Caecilia guntheri
- Conservation status: Least Concern (IUCN 3.1)

Scientific classification
- Kingdom: Animalia
- Phylum: Chordata
- Class: Amphibia
- Order: Gymnophiona
- Clade: Apoda
- Family: Caeciliidae
- Genus: Caecilia
- Species: C. guntheri
- Binomial name: Caecilia guntheri Dunn, 1942

= Caecilia guntheri =

- Genus: Caecilia
- Species: guntheri
- Authority: Dunn, 1942
- Conservation status: LC

Species of amphibian

Günther's caecilian (Caecilia guntheri) is a species of caecilian in the family Caeciliidae. It is found in Colombia and Ecuador. Its natural habitat is subtropical or tropical moist montane forests.

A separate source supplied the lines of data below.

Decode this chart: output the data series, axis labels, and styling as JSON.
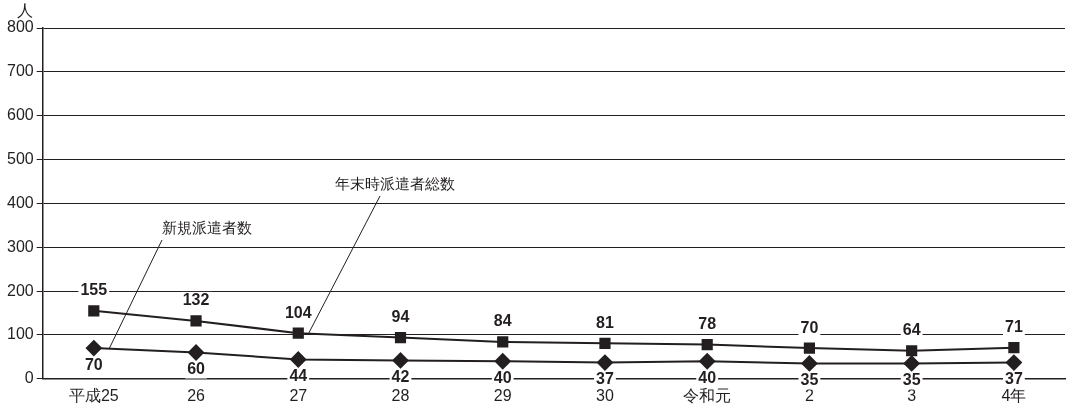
{
  "chart_data": {
    "type": "line",
    "ylabel": "人",
    "categories": [
      "平成25",
      "26",
      "27",
      "28",
      "29",
      "30",
      "令和元",
      "2",
      "3",
      "4年"
    ],
    "series": [
      {
        "name": "年末時派遣者総数",
        "color": "#231f20",
        "marker": "square",
        "values": [
          155,
          132,
          104,
          94,
          84,
          81,
          78,
          70,
          64,
          71
        ]
      },
      {
        "name": "新規派遣者数",
        "color": "#231f20",
        "marker": "diamond",
        "values": [
          70,
          60,
          44,
          42,
          40,
          37,
          40,
          35,
          35,
          37
        ]
      }
    ],
    "ylim": [
      0,
      800
    ],
    "yticks": [
      0,
      100,
      200,
      300,
      400,
      500,
      600,
      700,
      800
    ],
    "grid": "y",
    "legend": false,
    "data_labels": true
  }
}
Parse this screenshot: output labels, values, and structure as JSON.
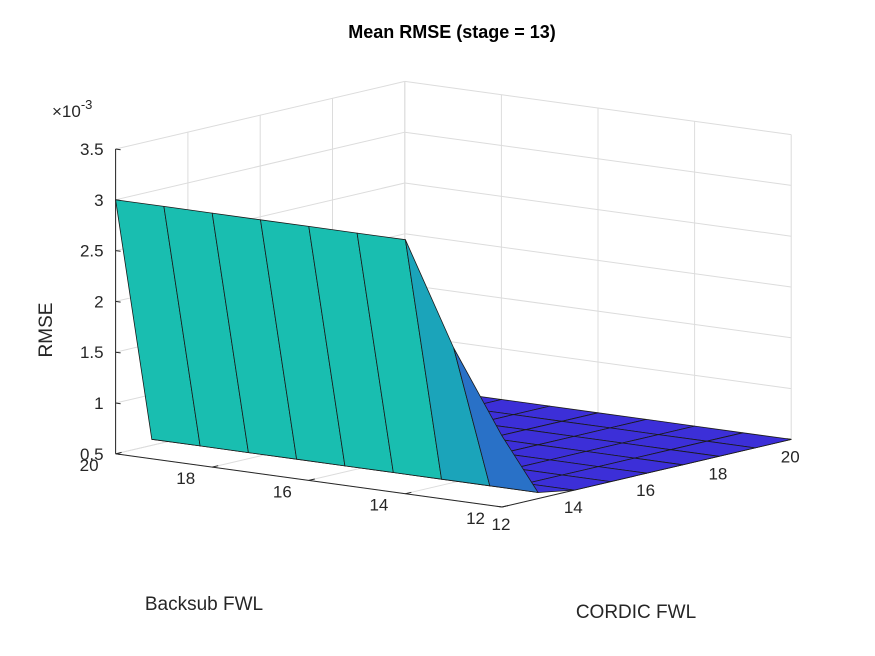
{
  "chart_data": {
    "type": "surface",
    "title": "Mean RMSE (stage = 13)",
    "xlabel": "CORDIC FWL",
    "ylabel": "Backsub FWL",
    "zlabel": "RMSE",
    "z_exponent_label": "×10",
    "z_exponent_power": "-3",
    "x": [
      12,
      13,
      14,
      15,
      16,
      17,
      18,
      19,
      20
    ],
    "y": [
      12,
      13,
      14,
      15,
      16,
      17,
      18,
      19,
      20
    ],
    "xlim": [
      12,
      20
    ],
    "ylim": [
      12,
      20
    ],
    "zlim": [
      0.5,
      3.5
    ],
    "x_ticks": [
      "12",
      "14",
      "16",
      "18",
      "20"
    ],
    "y_ticks": [
      "12",
      "14",
      "16",
      "18",
      "20"
    ],
    "z_ticks": [
      "0.5",
      "1",
      "1.5",
      "2",
      "2.5",
      "3",
      "3.5"
    ],
    "z_tick_values": [
      0.5,
      1,
      1.5,
      2,
      2.5,
      3,
      3.5
    ],
    "z_values_note_unit": "1e-3",
    "z_by_cordic_fwl": {
      "12": [
        1.2,
        2.0,
        3.0,
        3.0,
        3.0,
        3.0,
        3.0,
        3.0,
        3.0
      ],
      "13": [
        0.56,
        0.56,
        0.56,
        0.56,
        0.56,
        0.56,
        0.56,
        0.56,
        0.56
      ],
      "14": [
        0.5,
        0.5,
        0.5,
        0.5,
        0.5,
        0.5,
        0.5,
        0.5,
        0.5
      ],
      "15": [
        0.5,
        0.5,
        0.5,
        0.5,
        0.5,
        0.5,
        0.5,
        0.5,
        0.5
      ],
      "16": [
        0.5,
        0.5,
        0.5,
        0.5,
        0.5,
        0.5,
        0.5,
        0.5,
        0.5
      ],
      "17": [
        0.5,
        0.5,
        0.5,
        0.5,
        0.5,
        0.5,
        0.5,
        0.5,
        0.5
      ],
      "18": [
        0.5,
        0.5,
        0.5,
        0.5,
        0.5,
        0.5,
        0.5,
        0.5,
        0.5
      ],
      "19": [
        0.5,
        0.5,
        0.5,
        0.5,
        0.5,
        0.5,
        0.5,
        0.5,
        0.5
      ],
      "20": [
        0.5,
        0.5,
        0.5,
        0.5,
        0.5,
        0.5,
        0.5,
        0.5,
        0.5
      ]
    },
    "colormap": {
      "low": "#3c2fd8",
      "mid": "#14bdb4",
      "high": "#f6f00c"
    },
    "grid": true,
    "view": "3-D, x axis to lower-right, y axis to lower-left"
  }
}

== History and Taxonomy ==
The name Caecilia guntheri was used in 1880 by Peters as a nomen nudum. It was described as a species in 1942 by the American herpetologist Emmett Reid Dunn based on a holotype specimen collected from Western Ecuador.

== Morphology ==
C. guntheri is dark purple in color with a light grey underbelly and a slightly truncated or shovel-shaped head. It was previously distinguished from sympatric caecilian species by the number of annular folds along its body, which correspond in number with the animal's vertebrae; C. guntheri has 108-132 primary folds and 7-28 secondary folds Recent descriptions of new species of South American caecilia with overlapping fold ranges have cast doubt on this method as a means of distinguishing C. guntheri from other species.

== Habitat ==
C. guntheri inhabits the slopes of the Andes Mountains in Ecuador and Colombia. It has also been identified in the Pinogana District of Panama.